Looks like Mercedes is in Uncle’s gunsights now.
With VW shot full of holes and sinking fast over the diesel emissions “cheating” scandal, the heavy artillery has been retrained, azimuth and altitude calculated, the breech closed. The next salvo’s ready to fire.
At the three pointed star.
At its line of BlueTec diesel engines.
Which are alleged to be “cheating” Uncle’s emissions tests, the same accusation that’s rocked VW and which may, ultimately, end VW (via potential liabilities/fines in excess of $50 billion).
Automotive News reported the other day that “independent” testing discovered “evidence of a defeat device” that causes Mercedes’ diesel engines to emit larger-than-allowable levels (but not necessarily quantities; this is a critical point which I’ll get into shortly) of nitrogen oxides at low temperatures.
Uncle has “requested information” from DaimlerBenz. It is never good news when Uncle “requests information.”
Mercedes — for the present — denies having “cheated” Uncle. Which is like denying you successfully outmaneuvered street mugger.
My hope — if it turns out that Benz did “cheat” Uncle — is that it does not do what VW did and don the hair shirt. It hasn’t done much for VW; it won’t do much more for Mercedes. When fired upon, the right response is… fire back.
A rather odd (perhaps not proof-read) statement was issued by Daimler AG, parent company of Mercedes-Benz, also late last week: “A component that inadmissibly reduces emissions is not used in Mercedes-Benz vehicles.”
It’s still probably ok to sell a vehicle that eructs less rather than more of whatever it is Uncle objects to.
But perhaps it was a deliberate malaprop?
If the allegations are true, at least whoever wrote or signed that statement won’t be in peril of a perjury rap.
Either way, Benz is now the target as VW’s list continues to worsen.
Or rather, diesel engines — generally — appear to be the target.
Uncle seems determined to purge them from the marketplace.

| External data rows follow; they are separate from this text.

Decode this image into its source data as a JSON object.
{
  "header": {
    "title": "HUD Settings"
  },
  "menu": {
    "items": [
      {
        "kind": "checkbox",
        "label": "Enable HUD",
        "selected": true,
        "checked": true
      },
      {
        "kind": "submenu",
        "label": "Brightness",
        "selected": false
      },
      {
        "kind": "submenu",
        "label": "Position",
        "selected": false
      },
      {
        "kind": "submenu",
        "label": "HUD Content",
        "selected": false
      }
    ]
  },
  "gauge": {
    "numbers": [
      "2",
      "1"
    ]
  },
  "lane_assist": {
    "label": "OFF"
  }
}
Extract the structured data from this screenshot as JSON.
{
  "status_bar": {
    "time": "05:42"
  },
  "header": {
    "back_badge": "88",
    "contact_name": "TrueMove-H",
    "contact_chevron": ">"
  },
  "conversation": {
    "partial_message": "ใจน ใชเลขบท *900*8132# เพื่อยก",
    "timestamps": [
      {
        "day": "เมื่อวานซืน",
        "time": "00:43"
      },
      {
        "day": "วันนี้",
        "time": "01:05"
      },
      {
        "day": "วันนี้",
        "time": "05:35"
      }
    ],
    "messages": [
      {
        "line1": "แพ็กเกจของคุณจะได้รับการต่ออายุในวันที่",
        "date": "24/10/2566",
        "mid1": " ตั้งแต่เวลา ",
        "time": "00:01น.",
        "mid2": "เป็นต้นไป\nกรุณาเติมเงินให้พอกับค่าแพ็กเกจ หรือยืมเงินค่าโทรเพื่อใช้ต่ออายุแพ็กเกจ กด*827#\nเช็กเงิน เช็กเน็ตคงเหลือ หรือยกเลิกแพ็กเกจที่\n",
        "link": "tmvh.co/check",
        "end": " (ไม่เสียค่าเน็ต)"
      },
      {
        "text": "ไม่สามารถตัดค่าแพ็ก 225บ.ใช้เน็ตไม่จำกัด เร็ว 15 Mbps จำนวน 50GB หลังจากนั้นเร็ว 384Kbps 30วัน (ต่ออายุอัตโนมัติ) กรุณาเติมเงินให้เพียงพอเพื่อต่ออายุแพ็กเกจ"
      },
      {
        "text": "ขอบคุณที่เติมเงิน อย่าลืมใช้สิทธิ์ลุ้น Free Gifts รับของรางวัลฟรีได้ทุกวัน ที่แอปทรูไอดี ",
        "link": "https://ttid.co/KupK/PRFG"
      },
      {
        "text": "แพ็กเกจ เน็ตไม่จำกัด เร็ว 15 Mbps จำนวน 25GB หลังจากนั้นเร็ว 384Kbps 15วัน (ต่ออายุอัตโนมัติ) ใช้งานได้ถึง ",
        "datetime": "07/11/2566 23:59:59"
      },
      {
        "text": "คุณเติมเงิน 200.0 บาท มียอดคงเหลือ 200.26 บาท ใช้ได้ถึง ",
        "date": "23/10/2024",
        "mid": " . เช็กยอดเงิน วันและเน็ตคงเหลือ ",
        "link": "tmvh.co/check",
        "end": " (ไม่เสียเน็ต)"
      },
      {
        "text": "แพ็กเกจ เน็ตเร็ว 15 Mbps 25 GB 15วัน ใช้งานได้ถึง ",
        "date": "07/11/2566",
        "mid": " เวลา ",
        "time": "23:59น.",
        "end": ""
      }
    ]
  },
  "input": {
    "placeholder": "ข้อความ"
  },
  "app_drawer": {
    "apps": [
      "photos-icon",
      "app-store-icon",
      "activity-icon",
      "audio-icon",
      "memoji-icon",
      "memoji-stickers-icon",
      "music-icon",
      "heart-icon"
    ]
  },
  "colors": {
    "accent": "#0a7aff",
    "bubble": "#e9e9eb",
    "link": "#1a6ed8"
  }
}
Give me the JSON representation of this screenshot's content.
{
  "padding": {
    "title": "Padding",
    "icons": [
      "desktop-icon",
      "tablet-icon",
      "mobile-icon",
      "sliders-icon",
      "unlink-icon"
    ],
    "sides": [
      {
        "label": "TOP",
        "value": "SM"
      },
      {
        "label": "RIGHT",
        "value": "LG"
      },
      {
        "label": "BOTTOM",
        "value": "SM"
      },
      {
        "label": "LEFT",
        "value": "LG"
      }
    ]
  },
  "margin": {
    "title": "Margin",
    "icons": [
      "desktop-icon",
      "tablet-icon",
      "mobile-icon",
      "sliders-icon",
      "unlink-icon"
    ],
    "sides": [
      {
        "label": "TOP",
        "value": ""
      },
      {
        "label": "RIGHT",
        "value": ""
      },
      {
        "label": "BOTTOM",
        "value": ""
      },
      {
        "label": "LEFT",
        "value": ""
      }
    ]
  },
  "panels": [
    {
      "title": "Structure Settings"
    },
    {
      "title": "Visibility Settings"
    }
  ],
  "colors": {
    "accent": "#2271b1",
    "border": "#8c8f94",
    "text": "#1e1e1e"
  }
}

One wonders… why?
First VW — the one car company that was selling affordable diesels — diesels that (interestingly) undercut the economic rationale for hybrid cars and to an even greater extent electric cars.
There seems to be a jihad under way against the compression-ignition engine. To either eliminate them entirely via a de facto illegalization or render them so expensive (and lackluster performing) that people will either decline to buy them or buy something else.
Like a Tesla, perhaps?
And that may be the key to understanding what’s really happening.
Uncle does not like diesels because they provide a solution to the problems that are used to justify Uncle himself.
For one, Uncle kvetches about too much oil being used. Well, diesels use less oil. If half the cars on the road had diesel engines under their hoods (as in Europe) Uncle would have much less to kvetch about with regard to how much oil the populace uses.
That is to say, much less in the way of plausible justification for onerous regulations such as the Corporate Average Fuel Economy (CAFE) fatwa. It’s set to uptick to 50-plus MPG on average by model year 2020 — less than four years distant. Not a single gas-engined car makes the cut.
But diesel-powered cars could.
That likely makes Uncle itchy.
Uncle is uncomfortable when supposed problems no longer are. It makes it harder to justify the budget allotment.
Which brings us back to levels vs. quantities.
Emissions are measured either in terms of parts per million (PPM) or grams per mile (GPM). The distinction is important because a car that produces lower emissions as measured GPM-wise may emit more on a PPM basis — and seem (or be portrayed as being) “dirtier.”
Put another way, the car with a lower PPM may emit more total emissions if measured GPM-wise.
An engine that uses less fuel will be more likely to have a lower GPM reading than an otherwise similar engine that uses more fuel.
Diesel-powered engines use much less fuel overall than otherwise-equivalent (in size/power) gas-burning engines. The difference is about 20-30 percent, in favor of the diesel.
Now, consider that even if the allegations leveled at VW and lately Mercedes are absolutely true, the PPM differences we are talking about amount to less than 1 percent of the exhaust stream.
The agit-prop dramatically screeches “up to 40 times” higher!
Well, even if it is “up to” 40 times higher, it’s “up to” 40 times higher than a fraction of a percent.
Uncle obsesses about such things. The media rarely ever explain such things.
It’s criminal malpractice on the part of journalists.
Diesels — especially affordable ones, like VW was selling — also make hybrids and electric cars (especially) seem silly.
Why — other than green preening — would any person merely interested in an extremely efficient automobile even consider a $35,000 Tesla (with a best-case range of maybe 200 miles) when they could buy a $22k Jetta TDI… or even a $35,000 diesel Mercedes (with a range of 700 miles).
The eyes begin to open.
Uncle’s object appears to be to make very expensive cars like the Tesla the New Normal — all in the name of being Green.
Which in a way, is absolutely true.
Only the green at issue is of a very different kind.